SoFi Technologies (SOFI): CEO Buys After Short Seller Attack
Insider buying at SoFi Technologies (NASDAQ: SOFI) was already underway before the latest controversy. Just weeks ago, General Counsel Rob Lavet purchased 5,000 shares at roughly $21.04 each, and Eric Schuppenhauer, head of borrowing, purchased another 5,000 shares at $19.93 each.
Then came the Muddy Waters short report, which accused SOFI of being a “financial engineering treadmill.” CEO Anthony Noto responded by purchasing 28,900 shares at $17.32 apiece. The company pushed back forcefully on the report’s conclusions, stating:
“The claims made in the Muddy Waters report demonstrate a fundamental lack of understanding of our financial statements and business. We intend to explore potential legal action against Muddy Waters for the factually inaccurate and misleading report they shared about our business today. Muddy Waters is known for producing reports designed to erode shareholder value solely to allow short sellers to profit from a declined stock price. In fact, their report discloses their intent to begin covering a substantial majority, possibly all, of their short positions immediately upon publication, and therefore they stand to profit from their own misleading report. We have reviewed the full report and believe it is designed to deceive investors.”
Shares of SOFI are now oversold at $17.08. From current levels, a retest of $26 is the initial target.

CoStar Group (CSGP): Executives Spend Millions Buying the Dip
Commercial real estate giant CoStar (NASDAQ: CSGP) has fallen sharply from a peak of $70 per share to around $42, pressured in part by activist investors D.E. Shaw and Third Point. Both firms have previously secured board seats and pushed for a capital allocation committee, but according to Barron’s, they argue that those changes haven’t improved performance. Third Point renewed its campaign in January, with CEO Daniel Loeb calling the board “feckless” and demanding a change in strategy — specifically, a pullback from the company’s investment in Homes.com.
Despite the headline pressure, insiders have been buying aggressively. Board director Rachel Glaser purchased 1,000 shares at $44.94 each, totaling $197,873. President of Marketplaces Fred Saint bought 20,000 shares on March 1 at an average price of $45.33, for approximately $906,600. Most notably, CEO and Founder Andy Florance purchased 55,720 shares at $44.52 apiece, a commitment of roughly $24.8 million. That level of conviction from the company’s own leadership is difficult to ignore.

KKR (KKR): Co–CEOs Step Up With $8.8 Million in Purchases
Shares of KKR & Co. (NYSE: KKR) have been hit hard, dropping from roughly $135 to below $85. But co-CEOs Joseph Bae and Scott Nuttall aren’t waiting on the sidelines. The pair purchased a combined $8.8 million worth of KKR stock last week. As Barron’s reported, board members and co-CEOs have collectively purchased more than $46 million worth of shares since February 11.
KKR addressed the purchases directly, saying: “These purchases reflect our leadership team’s strong confidence in our future performance.”
The stock appears to be finding its footing after testing a low of $84.57 and is beginning to pivot higher. The initial target from here is a move to $100.

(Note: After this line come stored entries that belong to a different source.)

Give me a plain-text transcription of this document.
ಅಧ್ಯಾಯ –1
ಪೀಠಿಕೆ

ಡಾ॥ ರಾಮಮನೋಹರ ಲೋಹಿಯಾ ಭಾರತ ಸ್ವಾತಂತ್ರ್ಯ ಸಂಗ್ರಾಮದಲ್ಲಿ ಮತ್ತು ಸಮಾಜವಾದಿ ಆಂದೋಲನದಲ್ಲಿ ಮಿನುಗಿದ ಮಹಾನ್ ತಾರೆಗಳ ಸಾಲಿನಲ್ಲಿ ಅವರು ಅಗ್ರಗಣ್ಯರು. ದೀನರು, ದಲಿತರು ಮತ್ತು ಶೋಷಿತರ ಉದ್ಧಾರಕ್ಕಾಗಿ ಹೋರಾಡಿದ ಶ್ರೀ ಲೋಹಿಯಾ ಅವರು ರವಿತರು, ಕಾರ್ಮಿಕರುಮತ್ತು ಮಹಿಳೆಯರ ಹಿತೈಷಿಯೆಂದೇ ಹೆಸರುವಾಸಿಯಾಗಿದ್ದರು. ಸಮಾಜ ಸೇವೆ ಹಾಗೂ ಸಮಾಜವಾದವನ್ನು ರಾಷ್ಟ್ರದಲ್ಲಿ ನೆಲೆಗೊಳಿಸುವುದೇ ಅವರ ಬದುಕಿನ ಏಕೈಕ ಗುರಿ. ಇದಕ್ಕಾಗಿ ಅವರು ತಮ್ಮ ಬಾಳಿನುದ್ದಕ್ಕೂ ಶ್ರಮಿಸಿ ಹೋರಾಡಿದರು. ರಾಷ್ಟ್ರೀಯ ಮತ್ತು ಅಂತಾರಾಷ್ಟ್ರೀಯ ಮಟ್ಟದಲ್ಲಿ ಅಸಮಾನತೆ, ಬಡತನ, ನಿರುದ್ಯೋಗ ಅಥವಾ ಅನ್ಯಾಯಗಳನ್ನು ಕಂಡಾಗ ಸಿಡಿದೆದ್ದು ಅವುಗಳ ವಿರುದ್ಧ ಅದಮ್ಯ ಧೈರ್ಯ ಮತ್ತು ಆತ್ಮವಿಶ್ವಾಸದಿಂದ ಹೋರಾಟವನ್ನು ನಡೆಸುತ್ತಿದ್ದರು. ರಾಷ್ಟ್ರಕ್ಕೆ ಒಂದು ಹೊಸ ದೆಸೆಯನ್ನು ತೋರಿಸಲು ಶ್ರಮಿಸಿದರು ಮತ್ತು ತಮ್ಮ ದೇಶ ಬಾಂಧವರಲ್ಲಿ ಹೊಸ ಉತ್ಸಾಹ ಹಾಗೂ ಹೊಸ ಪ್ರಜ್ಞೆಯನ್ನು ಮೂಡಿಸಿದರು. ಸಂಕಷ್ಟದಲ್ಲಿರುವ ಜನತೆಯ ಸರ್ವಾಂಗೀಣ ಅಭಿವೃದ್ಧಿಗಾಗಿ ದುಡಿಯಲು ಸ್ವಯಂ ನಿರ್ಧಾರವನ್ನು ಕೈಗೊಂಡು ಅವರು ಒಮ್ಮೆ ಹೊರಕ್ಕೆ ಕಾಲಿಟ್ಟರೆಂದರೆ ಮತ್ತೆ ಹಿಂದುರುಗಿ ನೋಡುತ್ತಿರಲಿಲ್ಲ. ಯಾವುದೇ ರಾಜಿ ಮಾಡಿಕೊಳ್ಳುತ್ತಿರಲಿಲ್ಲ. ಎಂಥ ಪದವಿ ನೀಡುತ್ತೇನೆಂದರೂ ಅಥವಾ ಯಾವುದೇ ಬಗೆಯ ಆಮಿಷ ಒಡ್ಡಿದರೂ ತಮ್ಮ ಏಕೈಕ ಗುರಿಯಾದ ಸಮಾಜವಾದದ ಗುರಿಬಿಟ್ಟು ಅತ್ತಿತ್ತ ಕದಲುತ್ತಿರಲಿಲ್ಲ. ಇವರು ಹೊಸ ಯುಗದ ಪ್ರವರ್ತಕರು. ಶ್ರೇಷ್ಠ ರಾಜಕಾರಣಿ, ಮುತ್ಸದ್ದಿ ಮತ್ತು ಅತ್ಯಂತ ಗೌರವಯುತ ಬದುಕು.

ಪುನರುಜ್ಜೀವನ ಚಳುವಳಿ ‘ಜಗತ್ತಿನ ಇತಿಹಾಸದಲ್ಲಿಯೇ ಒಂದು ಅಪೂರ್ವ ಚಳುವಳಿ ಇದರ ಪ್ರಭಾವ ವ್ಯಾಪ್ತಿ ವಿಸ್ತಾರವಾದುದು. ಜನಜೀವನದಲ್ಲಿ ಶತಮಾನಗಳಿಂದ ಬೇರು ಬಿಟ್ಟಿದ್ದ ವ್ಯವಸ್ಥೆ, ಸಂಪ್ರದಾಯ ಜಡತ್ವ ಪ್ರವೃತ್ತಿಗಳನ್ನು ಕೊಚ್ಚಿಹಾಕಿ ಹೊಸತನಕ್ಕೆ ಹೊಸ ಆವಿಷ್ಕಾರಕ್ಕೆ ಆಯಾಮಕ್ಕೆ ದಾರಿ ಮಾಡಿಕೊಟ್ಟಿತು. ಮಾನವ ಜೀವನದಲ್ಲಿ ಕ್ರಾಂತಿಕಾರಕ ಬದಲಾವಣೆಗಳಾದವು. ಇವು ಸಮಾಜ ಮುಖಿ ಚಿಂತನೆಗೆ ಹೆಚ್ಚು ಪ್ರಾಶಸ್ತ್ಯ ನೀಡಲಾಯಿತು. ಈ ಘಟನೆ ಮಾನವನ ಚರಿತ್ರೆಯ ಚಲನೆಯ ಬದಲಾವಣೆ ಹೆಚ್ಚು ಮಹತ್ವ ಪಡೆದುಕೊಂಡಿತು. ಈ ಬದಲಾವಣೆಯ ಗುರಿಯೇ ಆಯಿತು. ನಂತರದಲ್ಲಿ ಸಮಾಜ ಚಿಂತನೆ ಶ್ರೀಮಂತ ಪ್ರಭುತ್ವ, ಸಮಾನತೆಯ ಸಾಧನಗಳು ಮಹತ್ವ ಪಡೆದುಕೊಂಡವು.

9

Why Insider Buying Can Mean More Than a Short Seller Report
Insider buying doesn’t guarantee success, but when executives put significant sums of their own capital into shares following sharp declines or negative headlines, it warrants a closer look. In all three cases — SOFI, CSGP, and KKR — leadership is putting real money behind their conviction. That kind of alignment between insiders and shareholders is rarely something the market gets to see this clearly.